The Berkshire Eagle newspaper in Massachusetts is running an absurd editorial with the histrionic title, "Ayatollahs in the classroom". To get the full effect, you might want to turn on a CD of some suitably melodramatic music from a horror film before you start reading:

A movement to drag the teaching of science in the United States back into the Dark Ages continues to gain momentum. So far, it's a handful of judges -- "activist judges" in the view of their critics -- who are preventing the spread of Saudi-style religious dogma into more and more of America's public-school classrooms.

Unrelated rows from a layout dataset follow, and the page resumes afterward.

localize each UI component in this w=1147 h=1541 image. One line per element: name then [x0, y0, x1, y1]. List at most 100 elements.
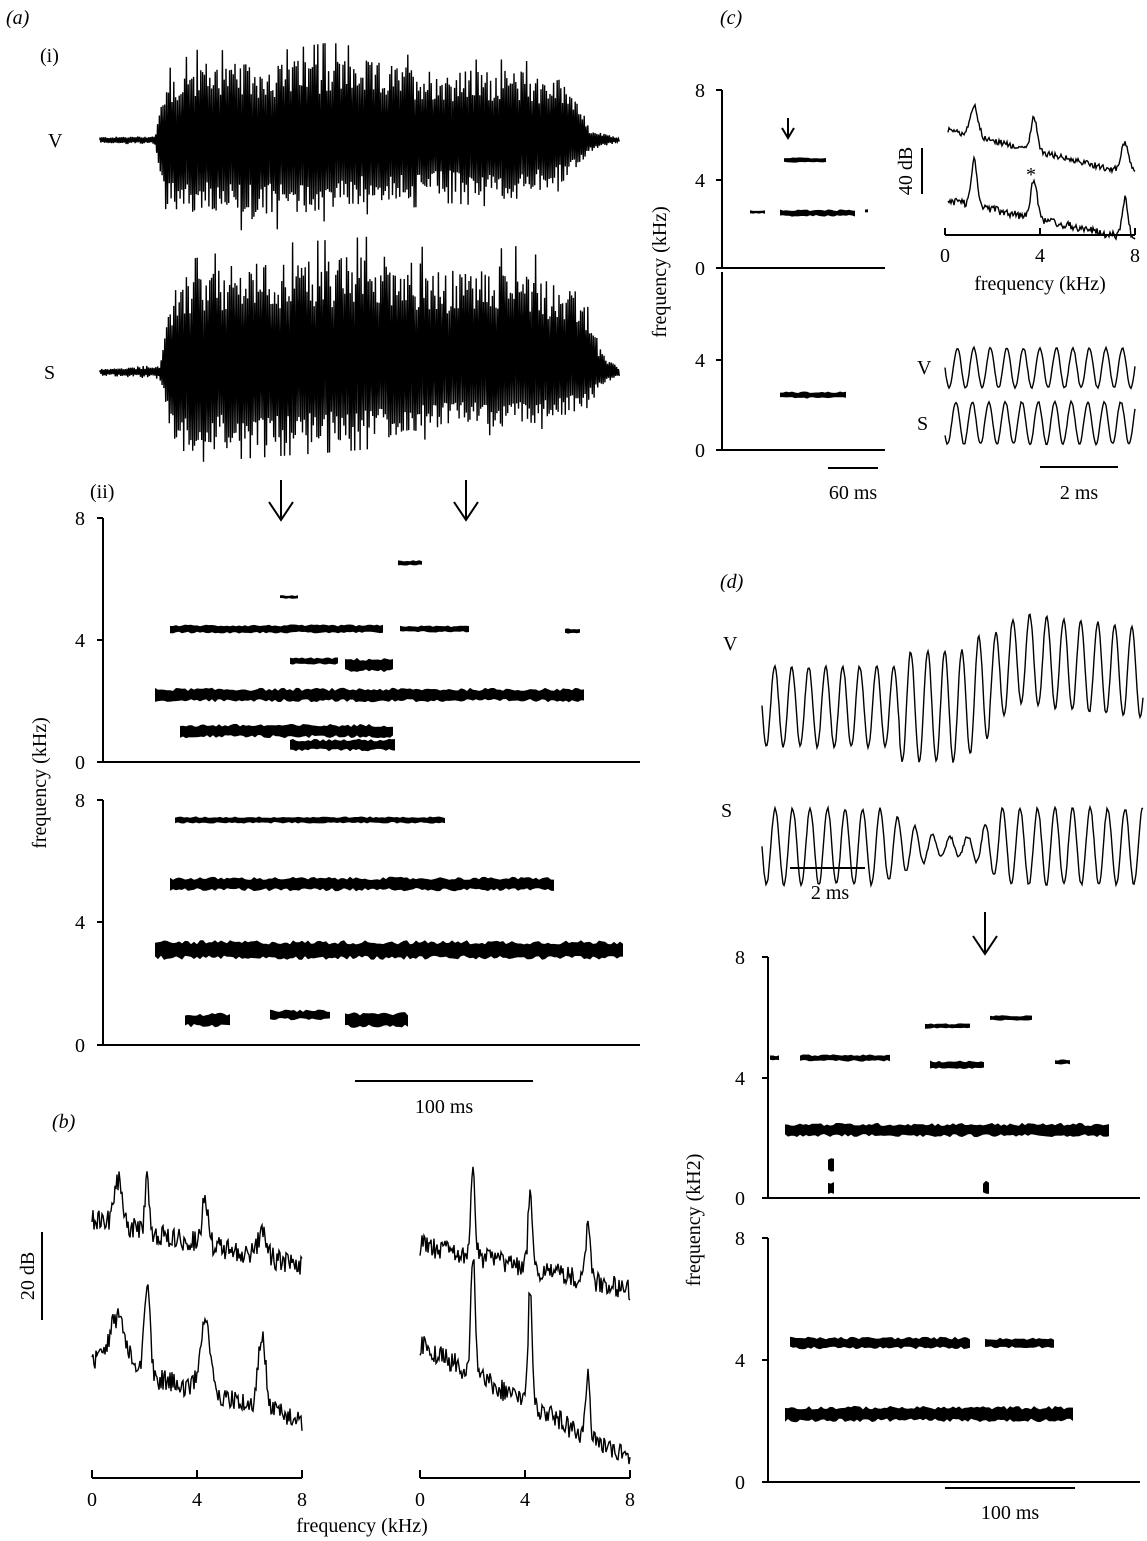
tick-label: 8 [297, 1489, 307, 1511]
spectrogram-band [155, 940, 623, 960]
spectrogram-band [780, 209, 855, 217]
spectrogram-band [800, 1054, 890, 1062]
tick-label: 8 [625, 1489, 635, 1511]
waveform [99, 236, 620, 462]
spectrogram-band [180, 723, 393, 739]
trace-label: V [48, 130, 63, 152]
spectrogram-band [345, 1012, 408, 1028]
tick-label: 4 [735, 1350, 745, 1372]
tick-label: 4 [192, 1489, 202, 1511]
spectrogram-band [1055, 1059, 1070, 1065]
panel-label: (b) [52, 1111, 76, 1133]
tick-label: 8 [75, 508, 85, 530]
tick-label: 4 [1035, 245, 1045, 267]
scale-bar-label: 20 dB [17, 1252, 39, 1300]
trace-label: S [44, 362, 55, 384]
axis-title: frequency (kHz) [974, 273, 1106, 295]
tick-label: 4 [520, 1489, 530, 1511]
tick-label: 4 [75, 912, 85, 934]
spectrogram-band [785, 1405, 1073, 1423]
tick-label: 4 [735, 1068, 745, 1090]
tick-label: 0 [940, 245, 950, 267]
spectrogram-band [175, 816, 445, 824]
spectrogram-band [170, 624, 383, 634]
tick-marks [97, 517, 103, 1046]
tick-label: 8 [75, 790, 85, 812]
spectrogram-band [930, 1060, 984, 1069]
spectrogram-band [828, 1182, 834, 1194]
scale-bar-label: 60 ms [829, 482, 878, 504]
spectrum [91, 1284, 303, 1431]
spectrum [91, 1171, 303, 1275]
axes [102, 518, 640, 1046]
spectrogram-band [185, 1012, 230, 1028]
tick-label: 0 [695, 258, 705, 280]
spectrum [947, 102, 1136, 175]
spectrum [947, 154, 1136, 241]
waveform [761, 804, 1144, 888]
arrow [453, 480, 479, 522]
spectrum [419, 1259, 631, 1465]
spectrogram-band [925, 1023, 970, 1029]
sub-label: (i) [40, 45, 59, 67]
spectrum [419, 1166, 631, 1301]
axis-title: frequency (kH2) [683, 1154, 705, 1287]
scale-bar-label: 40 dB [895, 147, 917, 195]
tick-label: 4 [695, 170, 705, 192]
spectrogram-band [785, 1122, 1109, 1138]
tick-label: 0 [75, 1035, 85, 1057]
spectrogram-band [770, 1055, 779, 1061]
tick-label: 8 [735, 947, 745, 969]
spectrogram-band [398, 560, 422, 566]
annotation: * [1026, 164, 1036, 186]
panel-label: (c) [720, 7, 743, 29]
panel-label: (d) [720, 571, 744, 593]
scale-bar-label: 100 ms [981, 1502, 1040, 1524]
scale-bar-label: 2 ms [811, 882, 850, 904]
spectrogram-band [790, 1336, 970, 1350]
scale-bar-label: 100 ms [415, 1096, 474, 1118]
spectrogram-band [865, 209, 868, 213]
arrow [972, 912, 998, 956]
tick-label: 0 [735, 1188, 745, 1210]
tick-label: 4 [695, 350, 705, 372]
panel-label: (a) [6, 7, 30, 29]
waveform [761, 613, 1144, 763]
spectrogram-band [780, 391, 846, 399]
axes [91, 1470, 631, 1479]
spectrogram-band [345, 657, 393, 673]
tick-label: 8 [695, 80, 705, 102]
spectrogram-band [400, 625, 469, 633]
tick-label: 4 [75, 630, 85, 652]
spectrogram-band [983, 1180, 989, 1194]
spectrogram-band [828, 1158, 834, 1172]
spectrogram-band [565, 628, 580, 634]
tick-label: 0 [415, 1489, 425, 1511]
tick-label: 8 [735, 1228, 745, 1250]
spectrogram-band [784, 157, 826, 163]
tick-label: 0 [695, 440, 705, 462]
axis-title: frequency (kHz) [649, 206, 671, 338]
waveform [944, 345, 1136, 390]
axes [944, 228, 1136, 236]
spectrogram-band [985, 1337, 1054, 1349]
spectrogram-band [290, 738, 395, 752]
spectrogram-band [270, 1009, 330, 1021]
trace-label: S [917, 413, 928, 435]
tick-marks [716, 89, 722, 451]
spectrogram-band [990, 1015, 1032, 1021]
spectrogram-band [290, 657, 338, 665]
spectrogram-band [750, 210, 765, 214]
spectrogram-band [170, 876, 554, 892]
tick-label: 0 [75, 752, 85, 774]
axes [767, 957, 1140, 1483]
scale-bar-label: 2 ms [1060, 482, 1099, 504]
tick-label: 0 [87, 1489, 97, 1511]
trace-label: V [723, 633, 738, 655]
trace-label: V [917, 357, 932, 379]
arrow [268, 480, 294, 522]
trace-label: S [721, 800, 732, 822]
waveform [99, 43, 620, 231]
spectrogram-band [155, 687, 584, 703]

According to this Berkshire editorialist, discussing scientific criticisms of modern evolutionary theory in the classroom is tantamount to turning America into a theocracy like Iran or a totalitarian state like communist China. If the forces promoting such policies succeed, the writer warns ominously, science teachers in America may have to flee for their lives:

This means the state's public-school science teachers will have to choose between being scientists or ayatollahs -- or perhaps abandoning their students and fleeing Kansas, like academic truth-seekers in China in the 1980s or Tehran today.

The most bizzare thing about this article is that the writer appears to have absolutely no clue about who the real dogmatists are in this controversy. Hint: It's not the people who are asking for open discussion and critical analysis of all the evidence relating to neo-Darwinism. If the writer wants to discover the real source of dogmatism in the evolution debate, he might start by looking in the mirror.